Prorogata al 3 maggio la mostra "Sono tranquillo, altrettanto siatelo voi"
Grazie alla grande attenzione suscitata, è stata ufficialmente prorogata fino al 3 maggio 2026 la temporanea "Sono tranquillo, altrettanto siatelo voi", originariamente prevista fino al 14 marzo.
Il progetto è ideato da Matteo Setti Peterlini, artista attivo tra Berlino e Rovereto, con esposizioni in sedi internazionali come il MAXXI di Roma e la Berlinische Galerie, e promosso dalla Fondazione Museo Civico di Rovereto insieme al Comune di Rovereto e a Nuovo Cineforum.

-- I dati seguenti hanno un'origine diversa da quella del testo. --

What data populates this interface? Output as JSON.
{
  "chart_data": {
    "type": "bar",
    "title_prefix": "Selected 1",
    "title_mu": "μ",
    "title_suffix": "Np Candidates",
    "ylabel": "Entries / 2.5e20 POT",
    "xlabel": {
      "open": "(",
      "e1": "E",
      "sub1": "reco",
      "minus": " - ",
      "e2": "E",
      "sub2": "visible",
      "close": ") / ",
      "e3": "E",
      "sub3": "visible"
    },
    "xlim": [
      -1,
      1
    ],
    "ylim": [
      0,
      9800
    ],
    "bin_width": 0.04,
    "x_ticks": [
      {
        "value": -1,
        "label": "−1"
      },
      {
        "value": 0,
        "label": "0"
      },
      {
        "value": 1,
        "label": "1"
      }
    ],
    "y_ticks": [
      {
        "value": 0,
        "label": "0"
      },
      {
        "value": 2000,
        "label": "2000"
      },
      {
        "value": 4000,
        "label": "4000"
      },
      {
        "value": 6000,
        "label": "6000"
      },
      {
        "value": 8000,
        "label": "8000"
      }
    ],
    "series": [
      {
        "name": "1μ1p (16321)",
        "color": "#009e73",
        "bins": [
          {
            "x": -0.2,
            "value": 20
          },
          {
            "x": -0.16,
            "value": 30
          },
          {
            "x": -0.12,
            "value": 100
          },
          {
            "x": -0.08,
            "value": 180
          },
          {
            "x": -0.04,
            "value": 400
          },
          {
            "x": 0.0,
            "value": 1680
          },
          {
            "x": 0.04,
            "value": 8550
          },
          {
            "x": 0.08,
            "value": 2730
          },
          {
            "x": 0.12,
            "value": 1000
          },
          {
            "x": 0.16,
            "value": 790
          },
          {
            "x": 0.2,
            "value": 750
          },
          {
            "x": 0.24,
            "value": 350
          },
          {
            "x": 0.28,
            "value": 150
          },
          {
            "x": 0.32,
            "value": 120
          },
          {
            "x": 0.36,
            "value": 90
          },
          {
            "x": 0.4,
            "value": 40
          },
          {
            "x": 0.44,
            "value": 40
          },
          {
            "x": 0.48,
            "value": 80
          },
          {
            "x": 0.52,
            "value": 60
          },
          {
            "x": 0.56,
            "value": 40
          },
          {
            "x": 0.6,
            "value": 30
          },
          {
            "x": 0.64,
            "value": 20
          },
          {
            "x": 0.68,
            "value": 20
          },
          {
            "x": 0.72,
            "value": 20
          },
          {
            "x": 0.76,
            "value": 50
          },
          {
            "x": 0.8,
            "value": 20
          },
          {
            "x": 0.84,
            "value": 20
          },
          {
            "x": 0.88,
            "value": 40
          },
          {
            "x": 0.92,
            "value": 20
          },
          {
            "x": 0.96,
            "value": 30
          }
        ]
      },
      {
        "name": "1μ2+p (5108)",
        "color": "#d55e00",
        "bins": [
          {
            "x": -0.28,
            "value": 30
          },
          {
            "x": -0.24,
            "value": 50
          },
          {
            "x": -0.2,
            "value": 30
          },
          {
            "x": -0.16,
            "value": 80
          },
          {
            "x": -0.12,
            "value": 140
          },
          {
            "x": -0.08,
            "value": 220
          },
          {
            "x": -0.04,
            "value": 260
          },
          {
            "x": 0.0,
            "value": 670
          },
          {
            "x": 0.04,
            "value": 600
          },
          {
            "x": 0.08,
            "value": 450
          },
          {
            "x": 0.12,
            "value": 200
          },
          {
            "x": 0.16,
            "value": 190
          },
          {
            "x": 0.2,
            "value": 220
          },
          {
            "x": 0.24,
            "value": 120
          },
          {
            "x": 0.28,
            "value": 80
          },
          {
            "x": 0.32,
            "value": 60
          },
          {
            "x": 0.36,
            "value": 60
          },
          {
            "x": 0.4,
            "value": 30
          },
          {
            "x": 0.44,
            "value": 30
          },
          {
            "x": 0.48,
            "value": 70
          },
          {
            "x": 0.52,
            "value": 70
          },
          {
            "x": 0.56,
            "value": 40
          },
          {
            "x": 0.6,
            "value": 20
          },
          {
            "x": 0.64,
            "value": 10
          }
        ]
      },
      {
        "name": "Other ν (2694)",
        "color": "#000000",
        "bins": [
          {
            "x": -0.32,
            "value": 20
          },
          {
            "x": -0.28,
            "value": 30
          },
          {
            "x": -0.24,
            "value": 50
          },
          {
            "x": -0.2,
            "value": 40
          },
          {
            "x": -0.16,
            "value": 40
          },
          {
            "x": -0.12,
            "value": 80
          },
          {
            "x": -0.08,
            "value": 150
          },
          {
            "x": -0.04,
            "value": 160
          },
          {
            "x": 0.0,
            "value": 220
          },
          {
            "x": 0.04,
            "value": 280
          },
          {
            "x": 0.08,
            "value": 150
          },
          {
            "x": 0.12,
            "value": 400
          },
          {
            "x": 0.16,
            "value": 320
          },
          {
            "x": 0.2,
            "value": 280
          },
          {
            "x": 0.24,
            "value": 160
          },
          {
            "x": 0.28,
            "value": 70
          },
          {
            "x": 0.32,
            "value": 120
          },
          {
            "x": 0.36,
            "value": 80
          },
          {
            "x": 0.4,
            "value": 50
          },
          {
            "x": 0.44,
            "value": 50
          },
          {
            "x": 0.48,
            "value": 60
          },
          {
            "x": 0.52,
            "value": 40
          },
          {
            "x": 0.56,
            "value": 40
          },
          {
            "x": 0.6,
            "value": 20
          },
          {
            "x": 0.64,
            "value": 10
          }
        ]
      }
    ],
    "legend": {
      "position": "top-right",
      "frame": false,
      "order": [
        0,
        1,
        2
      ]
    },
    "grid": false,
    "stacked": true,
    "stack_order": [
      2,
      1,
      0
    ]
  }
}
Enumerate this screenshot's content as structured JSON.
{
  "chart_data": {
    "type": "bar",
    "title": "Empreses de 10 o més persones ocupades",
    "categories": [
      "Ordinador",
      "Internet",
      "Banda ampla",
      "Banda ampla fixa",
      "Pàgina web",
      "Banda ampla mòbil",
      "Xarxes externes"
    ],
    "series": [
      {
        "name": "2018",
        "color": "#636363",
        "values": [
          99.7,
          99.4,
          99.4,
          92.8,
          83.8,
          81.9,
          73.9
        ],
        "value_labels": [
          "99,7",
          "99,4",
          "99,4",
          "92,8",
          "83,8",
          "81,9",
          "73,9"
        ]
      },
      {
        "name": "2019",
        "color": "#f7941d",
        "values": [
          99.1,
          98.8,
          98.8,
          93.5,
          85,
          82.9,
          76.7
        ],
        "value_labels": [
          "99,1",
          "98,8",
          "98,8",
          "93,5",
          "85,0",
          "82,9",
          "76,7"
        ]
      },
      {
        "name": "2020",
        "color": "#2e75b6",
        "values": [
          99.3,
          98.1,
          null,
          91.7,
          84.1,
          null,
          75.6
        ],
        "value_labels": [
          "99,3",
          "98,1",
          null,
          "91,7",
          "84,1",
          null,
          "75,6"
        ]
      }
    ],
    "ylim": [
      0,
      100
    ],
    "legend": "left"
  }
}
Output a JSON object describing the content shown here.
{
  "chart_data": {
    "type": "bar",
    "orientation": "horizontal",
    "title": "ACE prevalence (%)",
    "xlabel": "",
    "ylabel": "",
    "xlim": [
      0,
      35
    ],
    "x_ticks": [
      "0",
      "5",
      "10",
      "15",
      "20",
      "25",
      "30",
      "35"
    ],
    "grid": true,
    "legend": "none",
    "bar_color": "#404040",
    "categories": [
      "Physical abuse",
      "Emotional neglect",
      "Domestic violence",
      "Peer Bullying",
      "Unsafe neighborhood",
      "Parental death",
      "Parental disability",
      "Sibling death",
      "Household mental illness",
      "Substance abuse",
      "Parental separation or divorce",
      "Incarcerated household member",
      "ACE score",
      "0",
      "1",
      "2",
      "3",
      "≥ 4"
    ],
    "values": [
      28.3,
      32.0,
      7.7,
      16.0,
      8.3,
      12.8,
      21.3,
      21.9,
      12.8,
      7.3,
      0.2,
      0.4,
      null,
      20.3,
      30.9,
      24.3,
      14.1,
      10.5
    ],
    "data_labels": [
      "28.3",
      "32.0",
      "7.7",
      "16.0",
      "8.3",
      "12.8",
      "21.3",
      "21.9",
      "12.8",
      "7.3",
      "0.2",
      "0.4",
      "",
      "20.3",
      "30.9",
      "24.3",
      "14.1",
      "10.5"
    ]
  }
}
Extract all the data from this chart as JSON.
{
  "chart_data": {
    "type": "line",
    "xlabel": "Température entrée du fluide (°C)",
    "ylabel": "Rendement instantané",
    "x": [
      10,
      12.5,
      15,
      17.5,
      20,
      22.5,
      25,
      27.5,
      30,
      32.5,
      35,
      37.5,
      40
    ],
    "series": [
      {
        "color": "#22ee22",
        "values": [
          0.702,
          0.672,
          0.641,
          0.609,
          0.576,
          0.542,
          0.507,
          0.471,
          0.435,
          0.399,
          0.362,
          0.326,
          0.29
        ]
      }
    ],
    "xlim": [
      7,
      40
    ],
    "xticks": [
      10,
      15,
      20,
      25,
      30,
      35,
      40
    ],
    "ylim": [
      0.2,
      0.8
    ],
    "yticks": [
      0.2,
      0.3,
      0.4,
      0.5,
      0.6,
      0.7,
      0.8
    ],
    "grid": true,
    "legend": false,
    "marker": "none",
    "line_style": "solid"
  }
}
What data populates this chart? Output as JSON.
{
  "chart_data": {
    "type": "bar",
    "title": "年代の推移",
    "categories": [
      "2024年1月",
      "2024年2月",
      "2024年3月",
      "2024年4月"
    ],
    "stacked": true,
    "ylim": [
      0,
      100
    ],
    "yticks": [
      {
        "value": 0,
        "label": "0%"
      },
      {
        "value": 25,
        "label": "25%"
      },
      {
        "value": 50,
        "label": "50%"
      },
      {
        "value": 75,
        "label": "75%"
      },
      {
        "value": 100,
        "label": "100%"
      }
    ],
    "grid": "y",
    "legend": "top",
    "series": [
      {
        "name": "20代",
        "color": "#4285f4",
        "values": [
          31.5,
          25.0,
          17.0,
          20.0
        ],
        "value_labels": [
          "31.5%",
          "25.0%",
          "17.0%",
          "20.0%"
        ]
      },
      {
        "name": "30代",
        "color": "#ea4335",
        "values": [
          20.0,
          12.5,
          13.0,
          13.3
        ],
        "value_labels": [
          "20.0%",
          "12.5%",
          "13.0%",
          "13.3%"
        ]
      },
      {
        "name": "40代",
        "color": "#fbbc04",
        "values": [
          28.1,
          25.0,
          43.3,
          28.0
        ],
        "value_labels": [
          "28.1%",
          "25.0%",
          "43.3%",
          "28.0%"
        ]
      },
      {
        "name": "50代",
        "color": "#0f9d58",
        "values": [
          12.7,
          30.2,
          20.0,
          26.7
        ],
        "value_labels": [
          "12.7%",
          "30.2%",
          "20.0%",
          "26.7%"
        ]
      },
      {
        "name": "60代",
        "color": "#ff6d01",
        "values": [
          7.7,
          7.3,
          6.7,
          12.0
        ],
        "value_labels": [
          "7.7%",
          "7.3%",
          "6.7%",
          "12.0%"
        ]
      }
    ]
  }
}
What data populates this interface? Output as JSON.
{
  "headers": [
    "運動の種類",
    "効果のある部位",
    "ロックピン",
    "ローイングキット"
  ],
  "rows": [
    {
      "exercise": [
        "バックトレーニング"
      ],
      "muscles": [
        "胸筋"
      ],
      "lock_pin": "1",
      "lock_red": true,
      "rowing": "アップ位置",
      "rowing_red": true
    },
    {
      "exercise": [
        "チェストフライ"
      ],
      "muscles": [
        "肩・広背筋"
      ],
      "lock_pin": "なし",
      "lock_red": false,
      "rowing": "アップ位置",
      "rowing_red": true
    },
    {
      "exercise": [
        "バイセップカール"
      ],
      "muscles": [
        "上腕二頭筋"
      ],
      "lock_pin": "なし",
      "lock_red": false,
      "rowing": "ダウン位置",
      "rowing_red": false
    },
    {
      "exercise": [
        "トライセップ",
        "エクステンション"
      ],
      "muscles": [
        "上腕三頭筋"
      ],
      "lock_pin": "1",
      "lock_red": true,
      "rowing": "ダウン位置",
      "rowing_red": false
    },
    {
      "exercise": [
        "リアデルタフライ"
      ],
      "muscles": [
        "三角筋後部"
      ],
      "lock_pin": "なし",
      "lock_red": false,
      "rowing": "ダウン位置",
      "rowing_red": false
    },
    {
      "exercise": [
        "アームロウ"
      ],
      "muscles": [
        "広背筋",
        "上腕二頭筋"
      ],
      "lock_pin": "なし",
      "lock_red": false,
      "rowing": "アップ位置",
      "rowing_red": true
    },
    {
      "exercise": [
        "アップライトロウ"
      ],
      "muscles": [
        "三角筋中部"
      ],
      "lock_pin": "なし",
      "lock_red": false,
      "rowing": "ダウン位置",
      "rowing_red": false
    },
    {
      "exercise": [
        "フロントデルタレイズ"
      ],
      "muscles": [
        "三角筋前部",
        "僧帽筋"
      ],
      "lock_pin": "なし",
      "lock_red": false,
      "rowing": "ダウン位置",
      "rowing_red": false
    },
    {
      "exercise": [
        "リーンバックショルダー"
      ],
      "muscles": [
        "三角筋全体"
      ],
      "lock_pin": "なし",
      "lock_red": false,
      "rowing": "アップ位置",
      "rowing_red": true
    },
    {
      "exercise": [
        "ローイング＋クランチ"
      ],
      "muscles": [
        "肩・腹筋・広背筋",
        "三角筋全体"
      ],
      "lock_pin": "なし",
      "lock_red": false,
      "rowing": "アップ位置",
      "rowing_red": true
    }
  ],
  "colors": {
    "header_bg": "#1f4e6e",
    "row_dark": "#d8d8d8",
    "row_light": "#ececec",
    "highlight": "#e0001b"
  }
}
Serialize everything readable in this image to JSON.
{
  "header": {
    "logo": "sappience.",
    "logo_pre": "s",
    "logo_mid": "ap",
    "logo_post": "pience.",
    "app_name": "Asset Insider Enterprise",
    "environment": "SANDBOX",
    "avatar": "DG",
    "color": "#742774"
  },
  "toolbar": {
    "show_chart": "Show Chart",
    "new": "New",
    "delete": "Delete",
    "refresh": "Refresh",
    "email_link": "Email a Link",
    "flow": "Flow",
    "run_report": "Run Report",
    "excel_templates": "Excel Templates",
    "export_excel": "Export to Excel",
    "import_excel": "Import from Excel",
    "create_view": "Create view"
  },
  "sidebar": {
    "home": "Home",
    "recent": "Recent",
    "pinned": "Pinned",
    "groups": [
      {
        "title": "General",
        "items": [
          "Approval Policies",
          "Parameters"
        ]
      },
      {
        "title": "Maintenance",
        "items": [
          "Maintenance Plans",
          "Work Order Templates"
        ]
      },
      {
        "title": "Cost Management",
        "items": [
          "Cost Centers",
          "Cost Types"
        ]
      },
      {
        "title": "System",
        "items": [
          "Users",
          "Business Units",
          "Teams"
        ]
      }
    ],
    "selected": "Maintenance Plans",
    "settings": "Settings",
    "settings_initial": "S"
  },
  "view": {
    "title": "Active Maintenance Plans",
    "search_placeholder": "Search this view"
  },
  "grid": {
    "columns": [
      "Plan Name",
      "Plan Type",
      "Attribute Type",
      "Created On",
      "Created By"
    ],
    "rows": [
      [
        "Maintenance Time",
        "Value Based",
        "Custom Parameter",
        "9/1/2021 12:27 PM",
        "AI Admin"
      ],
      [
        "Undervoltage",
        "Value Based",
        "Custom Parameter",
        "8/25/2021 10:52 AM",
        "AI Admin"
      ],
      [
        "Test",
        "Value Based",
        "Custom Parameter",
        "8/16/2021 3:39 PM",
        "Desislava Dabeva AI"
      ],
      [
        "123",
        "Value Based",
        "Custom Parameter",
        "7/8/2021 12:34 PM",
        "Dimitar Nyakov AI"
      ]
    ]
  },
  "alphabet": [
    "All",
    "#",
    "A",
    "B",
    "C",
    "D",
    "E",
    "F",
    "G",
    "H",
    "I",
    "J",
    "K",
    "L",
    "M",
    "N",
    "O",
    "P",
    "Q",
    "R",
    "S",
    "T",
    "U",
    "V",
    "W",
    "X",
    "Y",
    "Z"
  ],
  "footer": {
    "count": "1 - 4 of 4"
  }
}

Al Museo della Città rimane visitabile l'esposizione "Ezio Setti. Tracce e documenti, Marco 1887 - Mauthausen 1944", che ricostruisce attraverso fotografie, memorie e documenti originali la figura umana e politica di quest'uomo.
Nato a Marco di Rovereto nel 1887, Setti fu prima sindaco, poi operaio alla Caproni di Milano e, dopo l'armistizio, coraggioso collaboratore della Resistenza. Arrestato l'11 marzo 1944 per aver partecipato agli scioperi e imprigionato a San Vittore e Bergamo, fu deportato nel lager di Mauthausen, dove perse la vita l'11 settembre dello stesso anno.
Il forte impatto dell'iniziativa prende vita anche nel valore artistico dell'installazione site-specific al sottopassaggio della stazione dei treni di Rovereto, che ha saputo valorizzare lo spazio urbano da poco completato, trasformandolo in un vero e proprio spazio di "inciampo" nella memoria.
Setti Peterlini, pronipote di Ezio, ha ideato un dispositivo che replica a intervalli casuali la caduta dell'ultima lettera scritta da Setti alla famiglia, lanciata dal carro bestiame diretto al campo di sterminio, ricreando l'evento fortuito del suo primo ritrovamento. Le copie numerate volteggiano nello spazio e cadono a terra: chi le raccoglie diventa testimone attivo di un atto di trasmissione storica.
A completare l'opera, un corpus di fotografie in bianco e nero realizzate con macchine fotografiche d'epoca documenta i luoghi vissuti da Setti, ancora riconoscibili nella geografia urbana odierna.
Il progetto "Sono tranquillo, altrettanto siatelo voi" sarà accessibile fino al 3 maggio 2026.
L'iniziativa è realizzata con il contributo di Fondazione Caritro, il sostegno della Provincia autonoma di Trento e il patrocinio di ANPI Rovereto-Vallagarina, MITAG Museo Storico Italiano della Guerra e ANED Nazionale35.